Ingo Wolfgang Sarlet.

Doutor em Direito pela Universidade de Munique, Alemanha. Estudos de Pós-Doutoramento em Munique (Instituto Max-Planck de Direito Social Estrangeiro e Internacional e Universidade de Munique) e Georgetown Law Center (Washington-DC). Professor de Direito Constitucional dos cursos de Graduação, Mestrado e Doutorado da Faculdade de Direito da Pontifícia Universidade Católica do Rio Grande do Sul (Brasil) e da Escola Superior da Magistratura do Rio Grande do Sul. Juiz de Direito em Porto Alegre, Brasil.

“Es una ley estructural de nuestro ser, generalmente a tener en cuenta, aunque también muchas veces olvidada, que en nuestro mundo no se pueden llevar las condiciones al extremo sin que esto se vuelva en su contra y sin que, por eso mismo, las posturas extremas, en tanto parecen enfrentarse entre sí, se contrapongan como teorías complementarias. Por eso, los teoremas extremos tienem algo irreal y utópico en sí mismos.” (Arthur Kaufmann)

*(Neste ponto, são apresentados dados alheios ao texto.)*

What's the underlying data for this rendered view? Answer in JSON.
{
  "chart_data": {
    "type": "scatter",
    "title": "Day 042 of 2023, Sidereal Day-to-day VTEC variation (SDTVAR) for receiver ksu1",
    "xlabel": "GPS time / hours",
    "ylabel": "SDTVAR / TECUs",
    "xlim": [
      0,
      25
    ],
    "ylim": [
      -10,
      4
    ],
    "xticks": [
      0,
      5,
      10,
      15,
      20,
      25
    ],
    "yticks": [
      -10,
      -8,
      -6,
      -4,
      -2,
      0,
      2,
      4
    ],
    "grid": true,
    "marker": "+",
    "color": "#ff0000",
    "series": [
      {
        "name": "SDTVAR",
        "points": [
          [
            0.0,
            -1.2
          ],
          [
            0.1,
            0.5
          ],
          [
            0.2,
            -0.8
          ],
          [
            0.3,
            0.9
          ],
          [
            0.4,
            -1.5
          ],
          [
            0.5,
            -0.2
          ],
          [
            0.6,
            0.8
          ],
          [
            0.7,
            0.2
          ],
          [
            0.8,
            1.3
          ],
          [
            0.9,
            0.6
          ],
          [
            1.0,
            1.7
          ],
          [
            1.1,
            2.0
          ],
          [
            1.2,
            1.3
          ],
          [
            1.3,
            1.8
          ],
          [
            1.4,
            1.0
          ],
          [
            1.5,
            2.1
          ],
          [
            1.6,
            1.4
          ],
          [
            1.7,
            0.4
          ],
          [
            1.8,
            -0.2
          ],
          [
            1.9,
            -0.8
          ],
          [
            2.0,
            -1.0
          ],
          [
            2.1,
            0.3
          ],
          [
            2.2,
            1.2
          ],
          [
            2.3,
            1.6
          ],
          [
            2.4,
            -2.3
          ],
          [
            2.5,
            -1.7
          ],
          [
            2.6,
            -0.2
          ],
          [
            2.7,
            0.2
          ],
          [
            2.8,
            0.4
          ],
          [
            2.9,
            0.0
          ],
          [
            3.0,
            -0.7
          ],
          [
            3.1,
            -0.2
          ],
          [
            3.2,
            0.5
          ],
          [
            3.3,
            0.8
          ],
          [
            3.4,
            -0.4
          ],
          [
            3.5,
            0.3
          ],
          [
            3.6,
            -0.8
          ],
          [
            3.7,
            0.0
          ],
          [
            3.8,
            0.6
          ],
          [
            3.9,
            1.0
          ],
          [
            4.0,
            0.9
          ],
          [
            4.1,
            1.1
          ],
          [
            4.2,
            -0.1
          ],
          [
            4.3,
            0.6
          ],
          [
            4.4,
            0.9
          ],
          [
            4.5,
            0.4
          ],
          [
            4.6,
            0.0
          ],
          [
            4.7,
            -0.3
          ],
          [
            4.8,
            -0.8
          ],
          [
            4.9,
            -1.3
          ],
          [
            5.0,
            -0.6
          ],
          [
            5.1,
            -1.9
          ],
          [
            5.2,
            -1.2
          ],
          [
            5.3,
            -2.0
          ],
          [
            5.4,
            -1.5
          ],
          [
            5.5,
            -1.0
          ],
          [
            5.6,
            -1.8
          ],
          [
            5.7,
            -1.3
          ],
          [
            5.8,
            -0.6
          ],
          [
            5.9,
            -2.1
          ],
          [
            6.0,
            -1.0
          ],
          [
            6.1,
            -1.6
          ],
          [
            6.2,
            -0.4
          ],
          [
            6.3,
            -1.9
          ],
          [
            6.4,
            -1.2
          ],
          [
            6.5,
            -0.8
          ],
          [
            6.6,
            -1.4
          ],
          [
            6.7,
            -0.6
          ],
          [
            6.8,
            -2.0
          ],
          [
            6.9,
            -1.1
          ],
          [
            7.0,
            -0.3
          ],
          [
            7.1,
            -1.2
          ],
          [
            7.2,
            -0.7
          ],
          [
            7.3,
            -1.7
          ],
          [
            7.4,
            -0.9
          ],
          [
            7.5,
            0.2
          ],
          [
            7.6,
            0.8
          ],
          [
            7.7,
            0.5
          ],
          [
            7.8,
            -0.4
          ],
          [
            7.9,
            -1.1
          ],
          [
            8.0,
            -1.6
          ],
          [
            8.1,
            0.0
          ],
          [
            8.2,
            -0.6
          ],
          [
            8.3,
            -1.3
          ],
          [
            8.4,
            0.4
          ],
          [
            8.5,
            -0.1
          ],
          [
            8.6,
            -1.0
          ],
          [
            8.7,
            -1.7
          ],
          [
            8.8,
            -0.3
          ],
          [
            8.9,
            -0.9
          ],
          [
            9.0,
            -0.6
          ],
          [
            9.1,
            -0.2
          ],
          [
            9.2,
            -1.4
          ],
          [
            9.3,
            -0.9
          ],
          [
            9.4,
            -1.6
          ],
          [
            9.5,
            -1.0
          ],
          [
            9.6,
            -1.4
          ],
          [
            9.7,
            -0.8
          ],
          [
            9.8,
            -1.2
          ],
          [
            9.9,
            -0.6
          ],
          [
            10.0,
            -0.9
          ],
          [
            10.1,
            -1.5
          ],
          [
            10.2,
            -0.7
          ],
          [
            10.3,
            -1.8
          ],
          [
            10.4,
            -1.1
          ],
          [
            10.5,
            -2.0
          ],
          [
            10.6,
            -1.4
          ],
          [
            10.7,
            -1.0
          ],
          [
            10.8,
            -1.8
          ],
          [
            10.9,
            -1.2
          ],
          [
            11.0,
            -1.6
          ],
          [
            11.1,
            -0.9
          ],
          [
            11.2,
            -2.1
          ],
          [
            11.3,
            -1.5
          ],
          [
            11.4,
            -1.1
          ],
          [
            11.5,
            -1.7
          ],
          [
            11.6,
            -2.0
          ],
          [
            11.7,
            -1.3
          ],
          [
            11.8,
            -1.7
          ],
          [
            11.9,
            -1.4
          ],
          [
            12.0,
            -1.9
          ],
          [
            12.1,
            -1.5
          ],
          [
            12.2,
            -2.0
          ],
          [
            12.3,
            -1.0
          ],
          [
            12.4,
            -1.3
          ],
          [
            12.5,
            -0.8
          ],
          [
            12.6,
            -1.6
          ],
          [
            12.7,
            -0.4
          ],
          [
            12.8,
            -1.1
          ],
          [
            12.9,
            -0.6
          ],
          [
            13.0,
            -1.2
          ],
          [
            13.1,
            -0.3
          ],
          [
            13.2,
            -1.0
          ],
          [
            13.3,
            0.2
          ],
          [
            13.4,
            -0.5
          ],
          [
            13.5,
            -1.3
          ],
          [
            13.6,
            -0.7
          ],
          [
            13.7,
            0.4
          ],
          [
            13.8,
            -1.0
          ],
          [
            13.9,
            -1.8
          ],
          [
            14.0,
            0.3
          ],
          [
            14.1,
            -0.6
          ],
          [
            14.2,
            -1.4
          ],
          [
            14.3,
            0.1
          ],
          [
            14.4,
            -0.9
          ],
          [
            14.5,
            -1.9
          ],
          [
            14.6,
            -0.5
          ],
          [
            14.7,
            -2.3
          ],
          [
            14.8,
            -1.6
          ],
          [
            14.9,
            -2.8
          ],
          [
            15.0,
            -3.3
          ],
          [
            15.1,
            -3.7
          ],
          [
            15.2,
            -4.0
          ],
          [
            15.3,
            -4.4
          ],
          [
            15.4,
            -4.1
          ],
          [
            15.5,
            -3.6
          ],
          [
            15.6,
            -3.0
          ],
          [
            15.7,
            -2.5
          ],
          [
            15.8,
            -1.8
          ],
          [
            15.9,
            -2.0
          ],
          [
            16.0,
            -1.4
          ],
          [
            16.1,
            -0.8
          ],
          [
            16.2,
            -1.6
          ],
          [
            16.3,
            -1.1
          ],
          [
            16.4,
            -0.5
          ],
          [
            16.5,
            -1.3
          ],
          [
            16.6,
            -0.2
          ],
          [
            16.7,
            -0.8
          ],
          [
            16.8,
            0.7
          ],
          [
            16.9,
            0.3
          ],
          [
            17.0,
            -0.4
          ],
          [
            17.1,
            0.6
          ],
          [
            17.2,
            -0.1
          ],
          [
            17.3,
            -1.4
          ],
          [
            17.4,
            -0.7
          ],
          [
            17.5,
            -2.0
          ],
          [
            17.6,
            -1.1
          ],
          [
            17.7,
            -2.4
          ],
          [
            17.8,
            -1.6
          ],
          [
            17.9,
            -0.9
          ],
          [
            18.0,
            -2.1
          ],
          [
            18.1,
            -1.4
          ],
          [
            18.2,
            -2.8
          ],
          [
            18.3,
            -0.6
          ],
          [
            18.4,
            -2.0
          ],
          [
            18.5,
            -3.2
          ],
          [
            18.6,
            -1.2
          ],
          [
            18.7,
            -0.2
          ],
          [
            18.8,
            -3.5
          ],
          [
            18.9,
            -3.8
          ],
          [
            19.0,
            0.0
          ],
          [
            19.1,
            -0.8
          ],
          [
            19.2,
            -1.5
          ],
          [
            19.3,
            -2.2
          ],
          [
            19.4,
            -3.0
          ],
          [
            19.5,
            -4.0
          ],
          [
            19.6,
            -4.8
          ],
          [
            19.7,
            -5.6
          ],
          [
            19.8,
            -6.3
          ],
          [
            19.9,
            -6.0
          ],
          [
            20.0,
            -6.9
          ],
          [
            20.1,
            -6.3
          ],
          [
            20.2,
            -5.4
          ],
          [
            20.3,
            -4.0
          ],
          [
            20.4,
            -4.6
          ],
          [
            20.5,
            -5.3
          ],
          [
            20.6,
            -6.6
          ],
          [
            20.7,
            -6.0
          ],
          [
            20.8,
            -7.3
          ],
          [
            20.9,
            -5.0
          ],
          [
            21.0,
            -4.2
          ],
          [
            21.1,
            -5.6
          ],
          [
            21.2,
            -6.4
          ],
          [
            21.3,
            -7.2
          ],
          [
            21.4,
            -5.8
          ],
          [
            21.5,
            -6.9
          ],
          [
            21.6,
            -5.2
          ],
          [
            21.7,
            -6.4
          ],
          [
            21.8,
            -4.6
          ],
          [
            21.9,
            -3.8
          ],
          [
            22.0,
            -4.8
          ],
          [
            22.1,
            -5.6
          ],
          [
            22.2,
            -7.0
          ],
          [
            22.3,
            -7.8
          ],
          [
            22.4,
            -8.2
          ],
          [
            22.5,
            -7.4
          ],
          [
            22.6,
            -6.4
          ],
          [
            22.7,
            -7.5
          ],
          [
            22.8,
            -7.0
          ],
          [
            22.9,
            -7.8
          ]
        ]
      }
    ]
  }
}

“ Para a cátedra de direito penal:

Em 1986, um deputado mexicano visitou o presídio de Cerro Huego, em Chiapas. Ali encontrou um índio tzotzil que degolara seu pai e fora condenado a trinta anos de prisão. O deputado descobriu que, todo o santo meio-dia, o defunto pai trazia tortilhas e feijão para o filho encarcerado.

Aquele detento tzotzil fora interrogado e julgado em língua castelhana, que ele entendia pouco ou nada, e abaixo de pancada havia confessado ser o autor de um crime chamado parricídio.” (Eduardo Galeano)

1 –Notas introdutórias

Num instigante estudo sobre Edmund Mezger e o direito penal de seu tempo, em que desnuda as origens ideológicas de polêmica entre causalismo e finalismo, Francisco Muñoz Conde refere-se aos chamados “juristas terríveis” (furchtbare Juristen), assim designados pela sua colaboração com o nacional-socialismo, ao exercerem papéis destacados na política, na administração da justiça ou mesmo ensino jurídico. Muitos destes juristas (se é que a prática da injustiça é compatível com tal qualificativo) distinguiram-se por terem proferido sentenças especialmente duras no exercício da função jurisdicional, não raras vezes resultando em pena de morte ou internação em campos de concentração, por fatos de escassa gravidade ou importância, evidenciando até onde pode chegar a perversão dogmática ao utilizar-se de um discurso técnico pretensamente neutro, atrelado a um positivismo legalista e formalista.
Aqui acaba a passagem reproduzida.